Exhibit A: I tried to build it once on my own, and this is what happened.
I'm still really sensitive about what happened, but basically it went like this. See Bridget build. See Bridget break her drill bit inside a dowel rod. See Bridget split every piece of wood she comes in contact with. See Bridget somehow bleed on her project. See Bridget hurl project across garage. See Bridget call TJ and tell him she's starting over and he has to help.
So while I like to pretend I did a lot of this during construction...
I actually did a lot of this:
Turns out, I'm very good at measuring. But I talk out loud to myself and TJ made fun of me.
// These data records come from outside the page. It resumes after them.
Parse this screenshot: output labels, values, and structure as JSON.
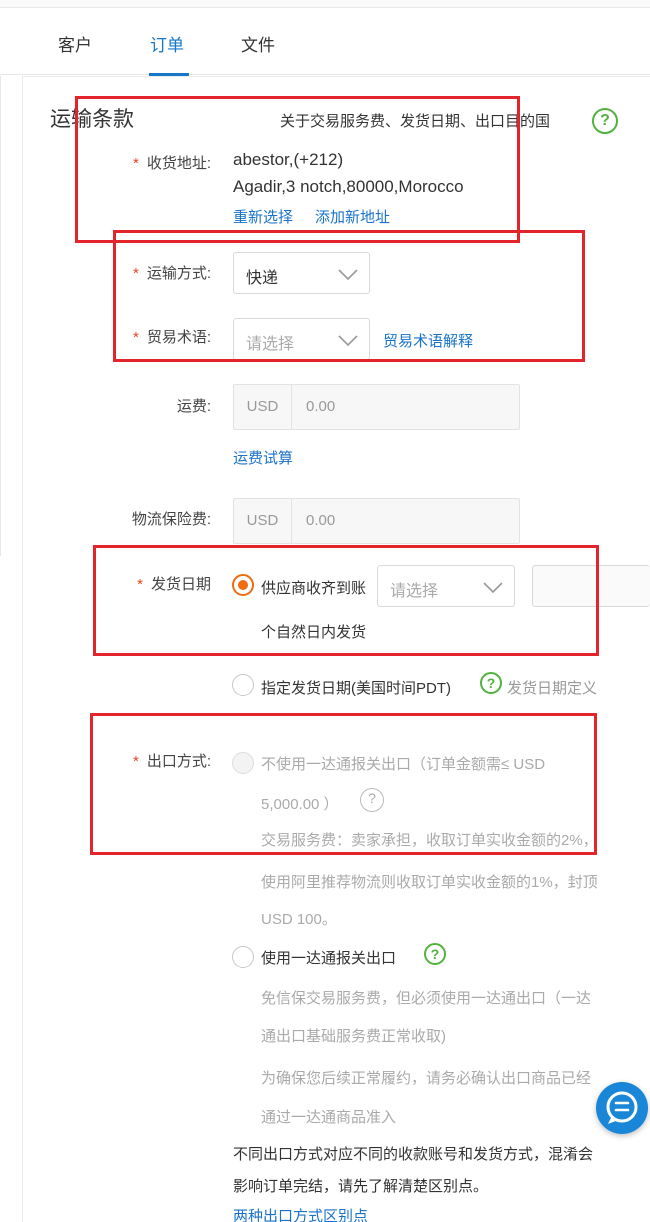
{
  "tabs": [
    {
      "label": "客户"
    },
    {
      "label": "订单"
    },
    {
      "label": "文件"
    }
  ],
  "section": {
    "title": "运输条款",
    "hint": "关于交易服务费、发货日期、出口目的国",
    "help_icon": "?"
  },
  "address": {
    "label": "收货地址:",
    "line1": "abestor,(+212)",
    "line2": "Agadir,3 notch,80000,Morocco",
    "reselect": "重新选择",
    "add_new": "添加新地址"
  },
  "shipping_method": {
    "label": "运输方式:",
    "value": "快递"
  },
  "trade_terms": {
    "label": "贸易术语:",
    "placeholder": "请选择",
    "explain_link": "贸易术语解释"
  },
  "freight": {
    "label": "运费:",
    "currency": "USD",
    "amount": "0.00",
    "calc_link": "运费试算"
  },
  "insurance": {
    "label": "物流保险费:",
    "currency": "USD",
    "amount": "0.00"
  },
  "ship_date": {
    "label": "发货日期",
    "option1_text": "供应商收齐到账",
    "option1_placeholder": "请选择",
    "option1_suffix": "个自然日内发货",
    "option2_text": "指定发货日期(美国时间PDT)",
    "definition_link": "发货日期定义"
  },
  "export": {
    "label": "出口方式:",
    "option1_line1": "不使用一达通报关出口（订单金额需≤ USD",
    "option1_line2": "5,000.00 ）",
    "option1_desc1": "交易服务费：卖家承担，收取订单实收金额的2%，",
    "option1_desc2": "使用阿里推荐物流则收取订单实收金额的1%，封顶",
    "option1_desc3": "USD 100。",
    "option2_text": "使用一达通报关出口",
    "option2_desc1": "免信保交易服务费，但必须使用一达通出口（一达",
    "option2_desc2": "通出口基础服务费正常收取)",
    "option2_desc3": "为确保您后续正常履约，请务必确认出口商品已经",
    "option2_desc4": "通过一达通商品准入",
    "note1": "不同出口方式对应不同的收款账号和发货方式，混淆会",
    "note2": "影响订单完结，请先了解清楚区别点。",
    "diff_link": "两种出口方式区别点"
  },
  "required_mark": "*",
  "colors": {
    "accent": "#1677c9",
    "radio": "#f06b12",
    "highlight": "#e3242b",
    "help": "#52b23e"
  }
}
Let's all publicly shame TJ for bring mean to me.
Whitney (the historian for this event) and I were also very good at frustrating TJ by making up words for the tools and supplies we were using. The clamp was "the big squeezer thing" and the screws were "long nails with swirlies on them". I also repeatedly call the drill the screw gun. That one was actually not a joke. I think I had a mini-stroke that rendered me incapable of remembering the names of tools. Can you see the look of "oh you guys are so cute and so dumb at the same time" on Teej's face? I can too. And it makes me smile. (We miss you Teej. And you too, Whit.)
Two hours and countless laughs later, it was finished!
I hate to brag, but I totally added this trim on my own. No big deal.
A few days later, I forced the gals to come over and do my slave labor. This photo was only taken so that I could pretend that I helped.
BTDubs, spray paint primer saves lives people. Especially if you like to rush everything like me and need your primer to dry in oh let's say 20 minutes. Did I mention I'm always in a hurry?
This photo is not necessary in showing you the process of the project, but you all need to know that Whitney was instructing Mary Anne to paint "sexily" with brush-whipping motions. It was magical.
We also forced Baby B to huff paint with us. Because getting high is only fun if everyone does it.
(Please notice my broken attempt to build this sitting in the background, shaming me with embarrassment. I HATE YOU YOU STUPID PIECE OF PINE!)
And there you have it, folks. I must point out that the pheasant bird hook was Whitney's selection. When Lu is old enough to ask why in the world there is a pheasant on her wardrobe, I'll just tell her it was between that and a Bloodhound hook. Clearly we made the right choice. What can I say, we were at Menard's and the options were limited.
I hope Lucca knows how much work went into this. I doubt she will, because she is an ungrateful little sprite. And I hope no one else in my family expects me to build anything else, because I've lost my hired laborers (I paid them in insults to their work and personal hygiene) and because I'm pretty sure I've been banned from Menard's for life. No one told me that the toilets were for display only.